To prepare for the appointment, I took a thorough shower, sandblasting any nooks and crannies that would tip off my waxer that I had never seen a gynecologist. I went into the room, took off my underwear, and lay on the table. I looked intently at the technician’s face as she waxed. I mean, according to Malcolm Gladwell’s 10,000-hour rule, she was practically a gynecologist because of the thousands of vaginas she sees every day. She would know if something looked abnormal.

As one technician lathered my birthing bits with oil, another technician came into the room with two Venti Somethings from Starbucks. They looked down at my vagina with furrowed brows, the way a ballistic expert on CSI does when they finally find the piece of evidence to solve the case. I recoiled, held my breath, and tensed all my lips. This was the moment I found out I had cancer, and it was from two petite Asian women sipping ice coffees. Their brows straightened. They spoke quickly in Chinese and then laughed about something else. False alarm.

My resistance to the lady doctor reached its zenith when I got a phone call from my best friend saying they found pre-cancerous cells during her last pap smear, and she had to have a biopsy to make sure it wasn’t something more serious. I cried silently on the phone as she explained the procedure. She insisted I should go to my OBGYN and get checked, just in case. I lied and told her I would. I didn’t sleep that night.

I was concerned for my friend but more so for myself. If she had cancer and went regularly to the doctor, I could easily have it too. I made a promise that I would make an appointment first thing in the morning.
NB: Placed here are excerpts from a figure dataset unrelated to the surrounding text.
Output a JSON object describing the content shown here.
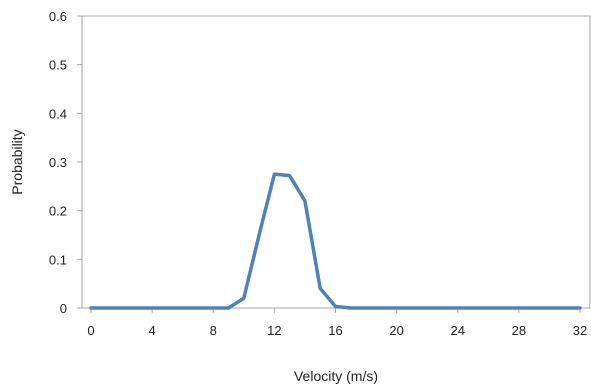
{
  "chart_data": {
    "type": "line",
    "xlabel": "Velocity (m/s)",
    "ylabel": "Probability",
    "xlim": [
      0,
      32
    ],
    "ylim": [
      0,
      0.6
    ],
    "xticks": [
      0,
      4,
      8,
      12,
      16,
      20,
      24,
      28,
      32
    ],
    "yticks": [
      0,
      0.1,
      0.2,
      0.3,
      0.4,
      0.5,
      0.6
    ],
    "ytick_labels": [
      "0",
      "0.1",
      "0.2",
      "0.3",
      "0.4",
      "0.5",
      "0.6"
    ],
    "grid": false,
    "legend": false,
    "series_color": "#4f81bd",
    "series": [
      {
        "x": [
          0,
          1,
          2,
          3,
          4,
          5,
          6,
          7,
          8,
          9,
          10,
          11,
          12,
          13,
          14,
          15,
          16,
          17,
          18,
          19,
          20,
          21,
          22,
          23,
          24,
          25,
          26,
          27,
          28,
          29,
          30,
          31,
          32
        ],
        "y": [
          0,
          0,
          0,
          0,
          0,
          0,
          0,
          0,
          0,
          0,
          0.02,
          0.15,
          0.275,
          0.272,
          0.22,
          0.04,
          0.003,
          0,
          0,
          0,
          0,
          0,
          0,
          0,
          0,
          0,
          0,
          0,
          0,
          0,
          0,
          0,
          0
        ]
      }
    ]
  }
}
If it turned out I did have cancer, I would deal with it with dignity and grace the way Susan Sarandon did in Step Mom.

That morning came, and instead of following through on my promise, I started playing the irrational game in my head again. OK, I rationalized that if she does have cancer, there’s no way that the universe would allow two people with cervical cancer in the same social circle. The world just doesn’t work like that. I mean, there was only one Miranda in Sex in The City. Then I thought if she didn’t have cancer, well, then there’s no need for me to go either. She didn’t have cancer. That was two years ago.
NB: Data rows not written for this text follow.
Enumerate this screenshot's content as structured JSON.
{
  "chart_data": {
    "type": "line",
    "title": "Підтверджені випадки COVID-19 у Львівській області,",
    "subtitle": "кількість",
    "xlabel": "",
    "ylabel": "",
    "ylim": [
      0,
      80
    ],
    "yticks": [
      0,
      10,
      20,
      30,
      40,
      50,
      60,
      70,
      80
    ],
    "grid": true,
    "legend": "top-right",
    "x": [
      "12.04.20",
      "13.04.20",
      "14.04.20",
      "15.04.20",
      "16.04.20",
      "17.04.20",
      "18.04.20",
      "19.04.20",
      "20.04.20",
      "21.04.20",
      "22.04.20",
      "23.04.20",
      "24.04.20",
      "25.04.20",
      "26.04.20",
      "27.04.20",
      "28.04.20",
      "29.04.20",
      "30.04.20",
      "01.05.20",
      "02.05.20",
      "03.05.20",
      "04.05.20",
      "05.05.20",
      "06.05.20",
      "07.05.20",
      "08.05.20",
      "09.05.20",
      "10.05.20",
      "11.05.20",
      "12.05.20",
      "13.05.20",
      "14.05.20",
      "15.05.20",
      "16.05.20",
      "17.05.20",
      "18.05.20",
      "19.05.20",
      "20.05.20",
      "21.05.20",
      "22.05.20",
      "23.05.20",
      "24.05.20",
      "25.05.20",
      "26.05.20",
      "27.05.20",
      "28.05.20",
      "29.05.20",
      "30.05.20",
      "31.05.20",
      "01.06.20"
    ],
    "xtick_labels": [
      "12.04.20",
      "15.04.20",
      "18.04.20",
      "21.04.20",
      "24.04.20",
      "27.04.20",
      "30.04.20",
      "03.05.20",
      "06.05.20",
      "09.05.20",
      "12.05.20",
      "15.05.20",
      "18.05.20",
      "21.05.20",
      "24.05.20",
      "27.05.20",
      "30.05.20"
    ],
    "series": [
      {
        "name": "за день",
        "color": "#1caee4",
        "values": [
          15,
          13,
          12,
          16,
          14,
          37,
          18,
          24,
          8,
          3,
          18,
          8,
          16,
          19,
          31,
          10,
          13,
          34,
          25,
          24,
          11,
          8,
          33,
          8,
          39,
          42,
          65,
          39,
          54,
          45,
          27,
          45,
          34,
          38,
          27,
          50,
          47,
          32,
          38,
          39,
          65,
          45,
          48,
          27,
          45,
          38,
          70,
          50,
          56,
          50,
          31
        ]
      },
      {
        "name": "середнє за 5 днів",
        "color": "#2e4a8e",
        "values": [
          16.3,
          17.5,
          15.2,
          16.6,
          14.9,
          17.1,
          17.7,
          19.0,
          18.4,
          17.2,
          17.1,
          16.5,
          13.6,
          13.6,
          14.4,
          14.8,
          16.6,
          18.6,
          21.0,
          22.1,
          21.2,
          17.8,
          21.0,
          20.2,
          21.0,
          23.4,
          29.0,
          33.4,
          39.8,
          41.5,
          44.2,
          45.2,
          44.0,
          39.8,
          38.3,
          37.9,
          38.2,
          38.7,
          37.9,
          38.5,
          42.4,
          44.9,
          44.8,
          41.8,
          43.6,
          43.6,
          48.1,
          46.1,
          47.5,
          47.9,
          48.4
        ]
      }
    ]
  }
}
If I’m being honest with myself and my vagina, if I unpack all the feelings of anxiety and shame associated with my genital region, it isn’t society, movies, or school health classes that keep me from seeing the doctor; it is the fear of regret. At thirty, my friends and I are being faced with important adult decisions about careers, life partners, money, and starting families. When I look back on a highlight reel of my roaring twenties, all I see is the time I’ve wasted. And how my life, my career, and my relationships could have been better if I did it all differently.

At this age, I have to put to rest the fantasy that I will be a twenty-something prodigy and that my reckless behavior is actually romantic. The most reckless behavior of all is not seeing the doctor. I’m terrified he or she will find a carnival of disease living inside me, complete with a one-eyed whiskered carney running the herpes tilt-o-whirl. If I avoid the doctor as I have been, I ultimately avoid coming to terms with aging and the things I didn’t accomplish because of my poor choices.

I recently confessed to a co-worker that I had never been to a gynecologist, and I was terrified that I could have cancer. It was the first time I said this out loud, and I immediately became flush with shame. She didn’t judge me or embarrass me like I thought she would. She smiled and said she understood. She gave me the number of her gynecologist and assured me that the doctor was very gentle. She said to trust her and that she would go with me if I wanted. I have the post-it sitting on my desk, and I’m mustering up the courage to make an appointment.